MLOGD: Notes

Notes on nucleotide range:

You can compare the alternate model against the null model over the whole input alignment if you like (e.g. a virus genome alignment). However, if the query ORF is only a relatively small region in the genome, then you will probably get better statistics if you limit the nucleotide range investigated to just encompass the query ORF. Outside the query ORF, the null and alternate models are essentially identical (although the likelihood scores may differ slightly due to different fitted t values - more-or-less evolutionary time - for the two models). Therefore the likelihood ratio for each nucleotide in this region will be uninformative. These uninformative values can make interpretation of the final summed-over-sequence statistics confusing, and will 'dilute' the coding signature (if it exists) of the query ORF.

However, if your query ORF is fairly short (e.g. < 40 codons) then you may want to take a larger nucleotide range, encompassing the query ORF. This is because, for short regions, there may not be enough nucleotide mutations to accurately determine t for either the null or alternate models.

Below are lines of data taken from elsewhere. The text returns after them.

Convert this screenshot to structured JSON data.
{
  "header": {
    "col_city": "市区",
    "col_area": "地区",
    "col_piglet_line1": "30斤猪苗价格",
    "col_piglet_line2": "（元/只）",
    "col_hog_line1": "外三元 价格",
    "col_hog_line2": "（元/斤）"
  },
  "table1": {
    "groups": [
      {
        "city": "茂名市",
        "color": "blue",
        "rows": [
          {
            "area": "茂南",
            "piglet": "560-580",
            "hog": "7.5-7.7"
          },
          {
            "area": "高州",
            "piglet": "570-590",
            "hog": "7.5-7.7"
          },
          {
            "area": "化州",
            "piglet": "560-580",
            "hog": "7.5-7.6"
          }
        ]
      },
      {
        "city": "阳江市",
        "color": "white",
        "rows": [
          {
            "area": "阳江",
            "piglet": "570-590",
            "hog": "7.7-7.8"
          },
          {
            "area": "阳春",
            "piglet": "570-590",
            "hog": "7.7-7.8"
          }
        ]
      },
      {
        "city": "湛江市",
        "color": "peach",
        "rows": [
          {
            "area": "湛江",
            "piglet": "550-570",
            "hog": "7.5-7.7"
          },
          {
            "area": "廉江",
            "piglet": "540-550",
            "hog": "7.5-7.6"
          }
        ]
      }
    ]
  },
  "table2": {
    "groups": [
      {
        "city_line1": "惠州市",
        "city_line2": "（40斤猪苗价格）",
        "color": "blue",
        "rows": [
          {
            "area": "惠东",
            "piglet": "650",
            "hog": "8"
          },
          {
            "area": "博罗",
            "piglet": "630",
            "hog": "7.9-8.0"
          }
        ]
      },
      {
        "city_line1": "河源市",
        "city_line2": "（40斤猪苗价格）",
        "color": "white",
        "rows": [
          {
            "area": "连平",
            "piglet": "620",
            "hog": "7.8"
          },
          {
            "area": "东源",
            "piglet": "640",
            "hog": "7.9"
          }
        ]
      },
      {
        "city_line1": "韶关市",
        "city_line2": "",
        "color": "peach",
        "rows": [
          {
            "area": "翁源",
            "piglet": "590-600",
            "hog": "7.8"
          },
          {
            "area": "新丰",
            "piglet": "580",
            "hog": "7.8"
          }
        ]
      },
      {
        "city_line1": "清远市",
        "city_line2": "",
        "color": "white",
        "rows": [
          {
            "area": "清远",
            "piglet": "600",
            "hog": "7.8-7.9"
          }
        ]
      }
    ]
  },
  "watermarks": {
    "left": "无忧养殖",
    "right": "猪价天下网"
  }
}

Since alignments may be poorer at the ends of a reference sequence ORF (e.g. if the ORF utilizes a later start or earlier stop codon in other sequences), sometimes you may want to set the nucleotide range to a smaller region than the reference sequence ORF. In this case, we suggest that first you enter the whole reference sequence ORF. Then you can use the nucleotide-by-nucleotide plot on the results page to check for stops in the non-reference sequences, and reduce the nucleotide range accordingly in a second run.

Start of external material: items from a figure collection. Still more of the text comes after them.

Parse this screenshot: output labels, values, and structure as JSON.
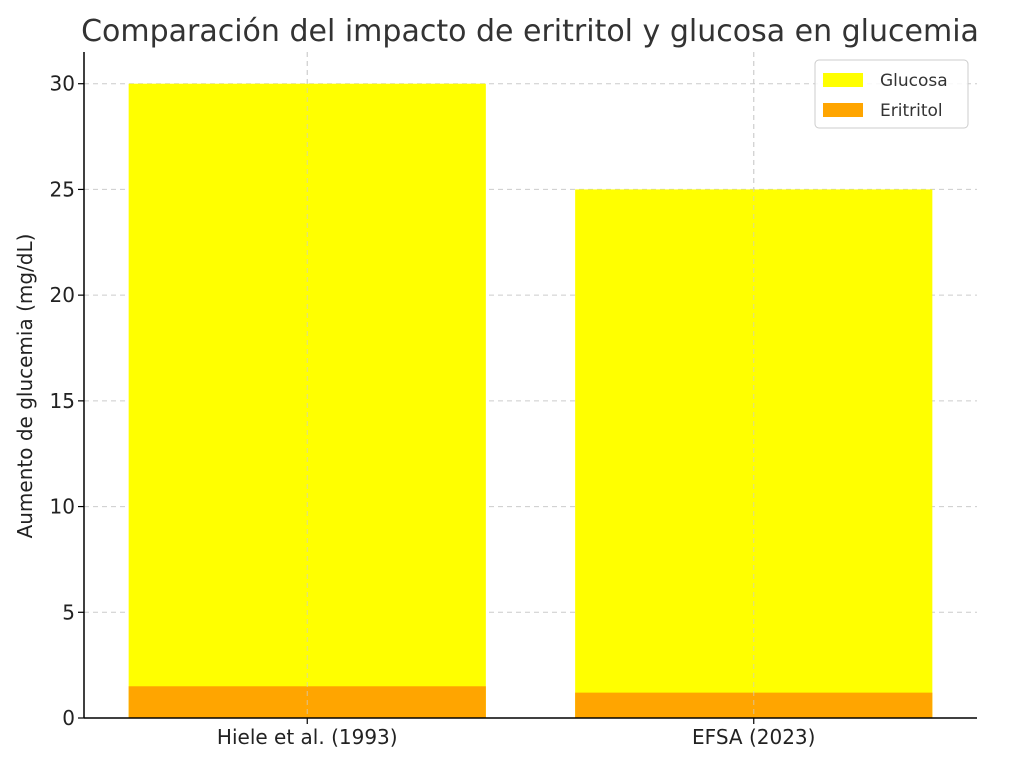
{
  "chart_data": {
    "type": "bar",
    "stacking": "overlaid",
    "title": "Comparación del impacto de eritritol y glucosa en glucemia",
    "xlabel": "",
    "ylabel": "Aumento de glucemia (mg/dL)",
    "categories": [
      "Hiele et al. (1993)",
      "EFSA (2023)"
    ],
    "ylim": [
      0,
      31.5
    ],
    "yticks": [
      "0",
      "5",
      "10",
      "15",
      "20",
      "25",
      "30"
    ],
    "grid": true,
    "legend_position": "top-right",
    "series": [
      {
        "name": "Glucosa",
        "values": [
          30,
          25
        ],
        "color": "#ffff00"
      },
      {
        "name": "Eritritol",
        "values": [
          1.5,
          1.2
        ],
        "color": "#ffa500"
      }
    ]
  }
}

Dependence on 'Operating mode':

Test input query CDSs: Here you can use any of the three nucleotide range options. The recommended option is 'Only use nt within query CDS(s)', unless the query CDS is less than about 40 codons (depending on the number of sequences and their total divergence) in which case you may want to use the 'Use a given nucleotide range' option to specify a region of about 40-100 codons length, encompassing the query ORF. The models will be fitted, and statistics calculated only within the query CDS(s) (which may be disjoint).

Note that if the 'Use a given nucleotide range' option is selected, and the first number is greater than the second, then the two numbers will be swapped round. I.e. you can't use this option to cross the 'boundary' on a circular genome. Instead you can use the 'Only use nt within query CDS(s)' option with a 'Query CDS' such as, for example, 'join(2000..3000,1..1000)'.

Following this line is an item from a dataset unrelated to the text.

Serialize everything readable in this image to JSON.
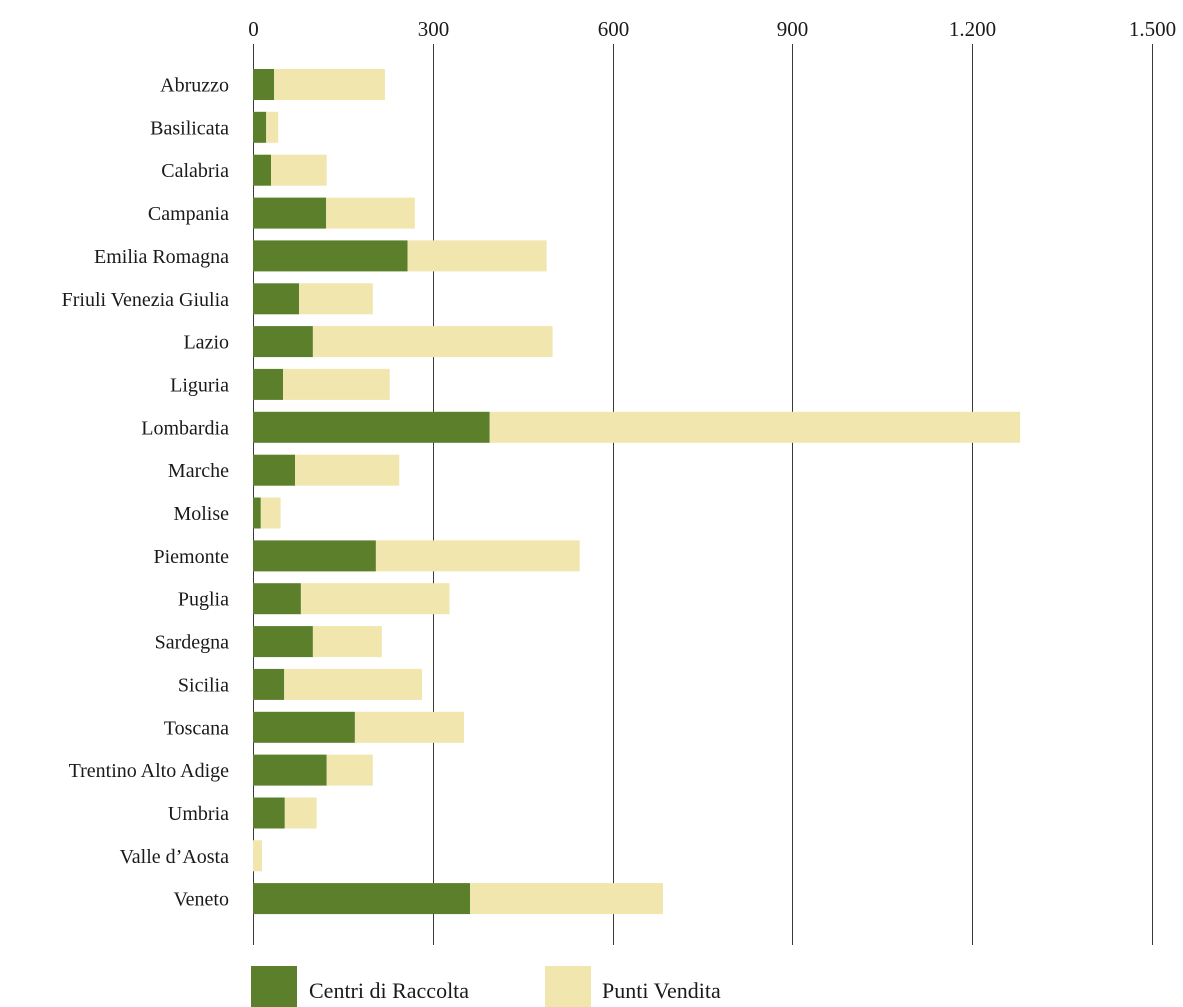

Find and test all non-annotated ORFs: Whichever of the three options is selected, the region used for calculating statistics for each located ORF is just the ORF itself. Instead the nucleotide range options are used to select the range for ORF detection. If the 'Use whole sequence' option is selected, then the whole sequence will be used for ORF detection. If the 'Use a given nucleotide range' option is selected, then only ORFs within that range will be used. If the 'Only use nt within query CDS(s)' option is selected, then it will default to the 'Use whole sequence' option.

Six-frame sliding window plots: Whichever of the three options is selected, the region used for calculating statistics for each window is just the window itself. Instead the nucleotide range options are used to select the range for which six-frame sliding window plots will be produced. If the 'Use whole sequence' option is selected, then six-frame sliding window plots will be produced for the whole sequence. If the 'Use a given nucleotide range' option is selected, then six-frame sliding window plots will be produced only for the given region. If the 'Only use nt within query CDS(s)' option is selected, then it will default to the 'Use whole sequence' option.